Still, at least the cellphone person was nothing but a distraction and over quickly, which was a dream compared to the guy behind me who talked to his date the... whole... show. Every one of Birbiglia's set-ups was met with a story about how something similar happened to him once and followed by an attempt to guess the punchline. If you aren't going to listen to the show, why even buy tickets? Even worse he was talking at a volume which was just loud enough to be distracting, but not so loud as to disturb everyone around him, just the people in front of him. I must have shot these two people dozens of dirty looks throughout the night (along with other people in my row), but they either didn't care or were too much in their own world to notice. In fact, the only time he stopped talking was when he was laughing and of course he had an obnoxious laugh which sounded like he was trying to hold in a sneeze and failing. Once the show was over my first impulse was to give Birbigs a standing ovation and my second was to whirl around and tell this guy he nearly ruined the show for me. It wouldn't have saved my night, but perhaps would have saved future shows from his act. The only person missing to complete the trinity of annoyance was the guy who sits behind homeplate at a Red Sox game and starts waving.

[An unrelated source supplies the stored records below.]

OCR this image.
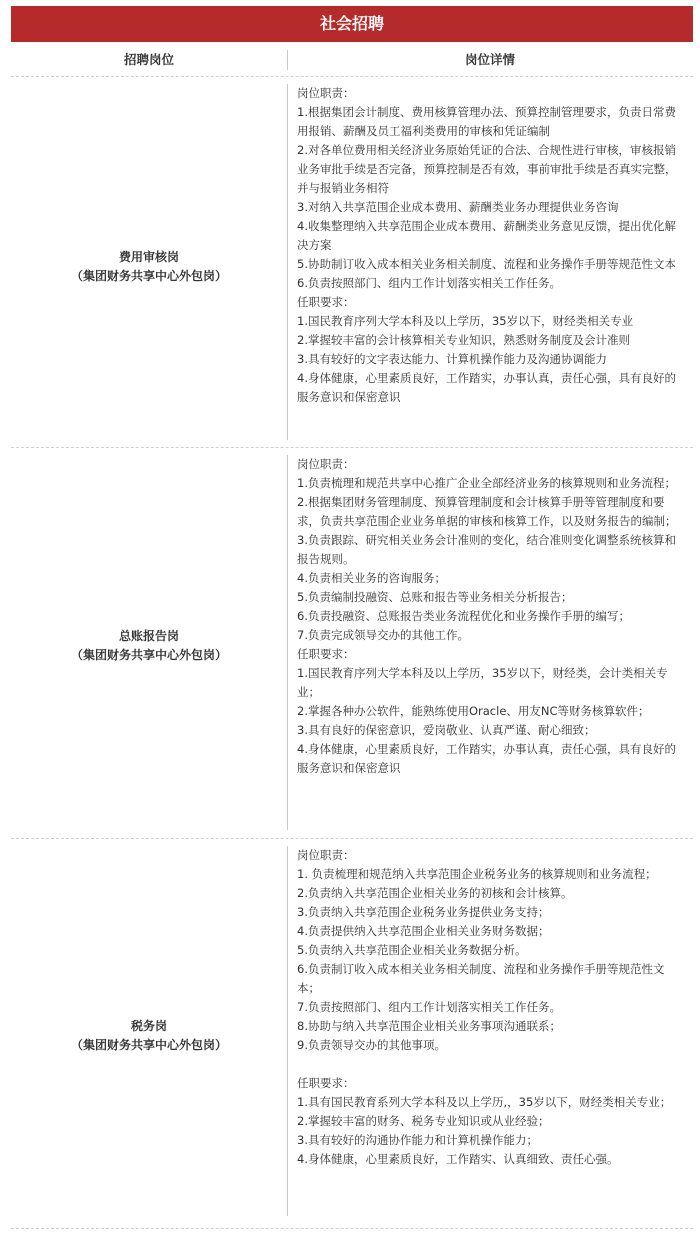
社会招聘
招聘岗位	岗位详情
费用审核岗
（集团财务共享中心外包岗）
岗位职责：
1.根据集团会计制度、费用核算管理办法、预算控制管理要求，负责日常费用报销、薪酬及员工福利类费用的审核和凭证编制
2.对各单位费用相关经济业务原始凭证的合法、合规性进行审核，审核报销业务审批手续是否完备，预算控制是否有效，事前审批手续是否真实完整，并与报销业务相符
3.对纳入共享范围企业成本费用、薪酬类业务办理提供业务咨询
4.收集整理纳入共享范围企业成本费用、薪酬类业务意见反馈，提出优化解决方案
5.协助制订收入成本相关业务相关制度、流程和业务操作手册等规范性文本
6.负责按照部门、组内工作计划落实相关工作任务。
任职要求：
1.国民教育序列大学本科及以上学历，35岁以下，财经类相关专业
2.掌握较丰富的会计核算相关专业知识，熟悉财务制度及会计准则
3.具有较好的文字表达能力、计算机操作能力及沟通协调能力
4.身体健康，心里素质良好，工作踏实，办事认真，责任心强，具有良好的服务意识和保密意识
总账报告岗
（集团财务共享中心外包岗）
岗位职责：
1.负责梳理和规范共享中心推广企业全部经济业务的核算规则和业务流程；
2.根据集团财务管理制度、预算管理制度和会计核算手册等管理制度和要求，负责共享范围企业业务单据的审核和核算工作，以及财务报告的编制；
3.负责跟踪、研究相关业务会计准则的变化，结合准则变化调整系统核算和报告规则。
4.负责相关业务的咨询服务；
5.负责编制投融资、总账和报告等业务相关分析报告；
6.负责投融资、总账报告类业务流程优化和业务操作手册的编写；
7.负责完成领导交办的其他工作。
任职要求：
1.国民教育序列大学本科及以上学历，35岁以下，财经类，会计类相关专业；
2.掌握各种办公软件，能熟练使用Oracle、用友NC等财务核算软件；
3.具有良好的保密意识，爱岗敬业、认真严谨、耐心细致；
4.身体健康，心里素质良好，工作踏实，办事认真，责任心强，具有良好的服务意识和保密意识
税务岗
（集团财务共享中心外包岗）
岗位职责：
1. 负责梳理和规范纳入共享范围企业税务业务的核算规则和业务流程；
2.负责纳入共享范围企业相关业务的初核和会计核算。
3.负责纳入共享范围企业税务业务提供业务支持；
4.负责提供纳入共享范围企业相关业务财务数据；
5.负责纳入共享范围企业相关业务数据分析。
6.负责制订收入成本相关业务相关制度、流程和业务操作手册等规范性文本；
7.负责按照部门、组内工作计划落实相关工作任务。
8.协助与纳入共享范围企业相关业务事项沟通联系；
9.负责领导交办的其他事项。
任职要求：
1.具有国民教育系列大学本科及以上学历,，35岁以下，财经类相关专业；
2.掌握较丰富的财务、税务专业知识或从业经验；
3.具有较好的沟通协作能力和计算机操作能力；
4.身体健康，心里素质良好，工作踏实、认真细致、责任心强。
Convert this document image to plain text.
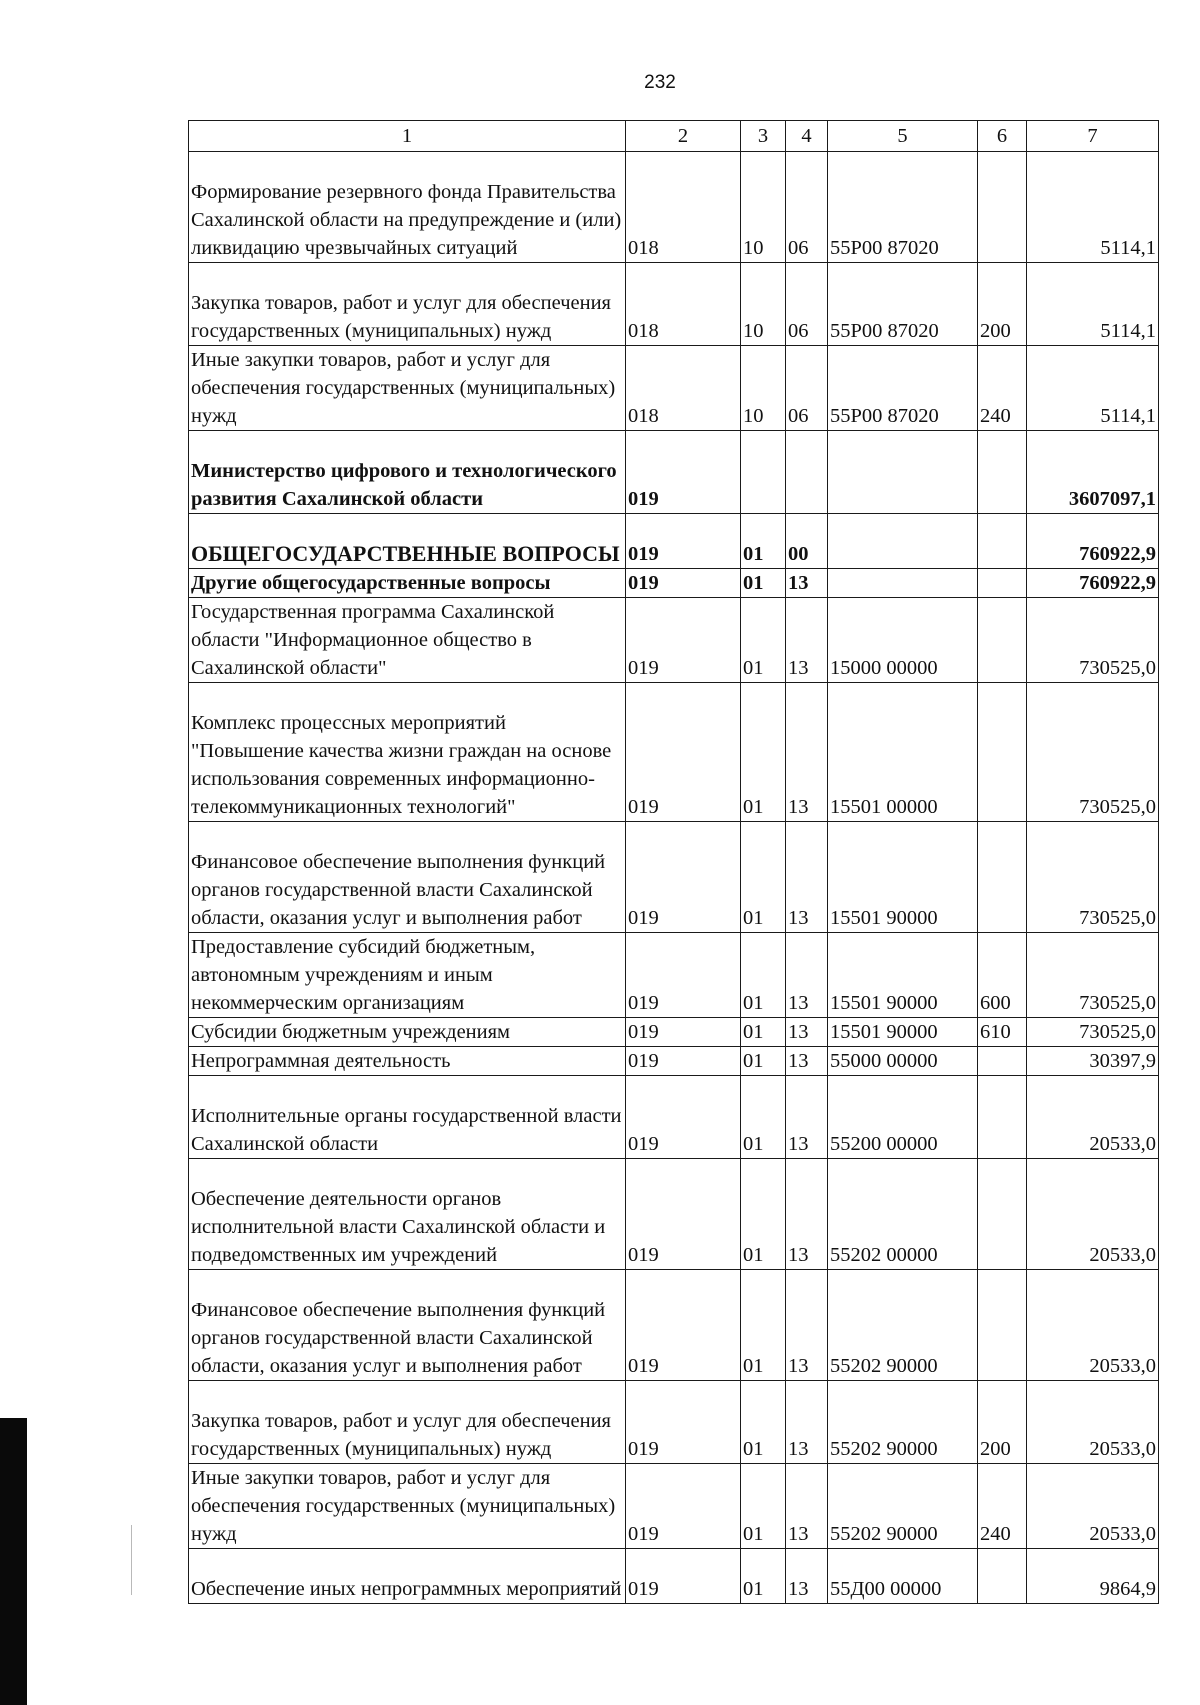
232
1	2	3	4	5	6	7
Формирование резервного фонда Правительства Сахалинской области на предупреждение и (или) ликвидацию чрезвычайных ситуаций	018	10	06	55Р00 87020		5114,1
Закупка товаров, работ и услуг для обеспечения государственных (муниципальных) нужд	018	10	06	55Р00 87020	200	5114,1
Иные закупки товаров, работ и услуг для обеспечения государственных (муниципальных) нужд	018	10	06	55Р00 87020	240	5114,1
Министерство цифрового и технологического развития Сахалинской области	019					3607097,1
ОБЩЕГОСУДАРСТВЕННЫЕ ВОПРОСЫ	019	01	00			760922,9
Другие общегосударственные вопросы	019	01	13			760922,9
Государственная программа Сахалинской области "Информационное общество в Сахалинской области"	019	01	13	15000 00000		730525,0
Комплекс процессных мероприятий "Повышение качества жизни граждан на основе использования современных информационно-телекоммуникационных технологий"	019	01	13	15501 00000		730525,0
Финансовое обеспечение выполнения функций органов государственной власти Сахалинской области, оказания услуг и выполнения работ	019	01	13	15501 90000		730525,0
Предоставление субсидий бюджетным, автономным учреждениям и иным некоммерческим организациям	019	01	13	15501 90000	600	730525,0
Субсидии бюджетным учреждениям	019	01	13	15501 90000	610	730525,0
Непрограммная деятельность	019	01	13	55000 00000		30397,9
Исполнительные органы государственной власти Сахалинской области	019	01	13	55200 00000		20533,0
Обеспечение деятельности органов исполнительной власти Сахалинской области и подведомственных им учреждений	019	01	13	55202 00000		20533,0
Финансовое обеспечение выполнения функций органов государственной власти Сахалинской области, оказания услуг и выполнения работ	019	01	13	55202 90000		20533,0
Закупка товаров, работ и услуг для обеспечения государственных (муниципальных) нужд	019	01	13	55202 90000	200	20533,0
Иные закупки товаров, работ и услуг для обеспечения государственных (муниципальных) нужд	019	01	13	55202 90000	240	20533,0
Обеспечение иных непрограммных мероприятий	019	01	13	55Д00 00000		9864,9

All in all it was a strange study in human behavior because everyone hates the people who talk in theaters as well as the people who don't turn off their cellphones before a show starts and yet these people still exist. You would think when a culture universally decides it will shun the members of society who act in a certain way people would go out of their way to make sure they never did those activities, but somehow these people continue to pop up. Social analysts have spent years trying to shame these people into changing their behavior, but for everyone one we get to shape up and fly right two more come along to take their place. I can't tell if it is because these kind of people are oblivious to the world around them or if they simply enjoy being assholes. Just yesterday I talked about how every now and again people feel as though they have to go against the grain and it can be good for us, but that really only works when they rebel against a notion which doesn't benefit everyone. I can't think of a single person who would ever be watching a comedy show and thinking, "I wonder what the guy behind me, who isn't funny at all, thinks about this? Also, what kind of ringtone does he use?" So, what I'm really trying to get at is if you are at a show and you don't have a microphone in front of you, please don't plan on speaking to anyone for the next hour. And if you are the kind of person who is afraid of staying quiet for that long, allow me to put your mind at ease by reassuring you that I'm confident when I say your loved ones will probably appreciate the silence.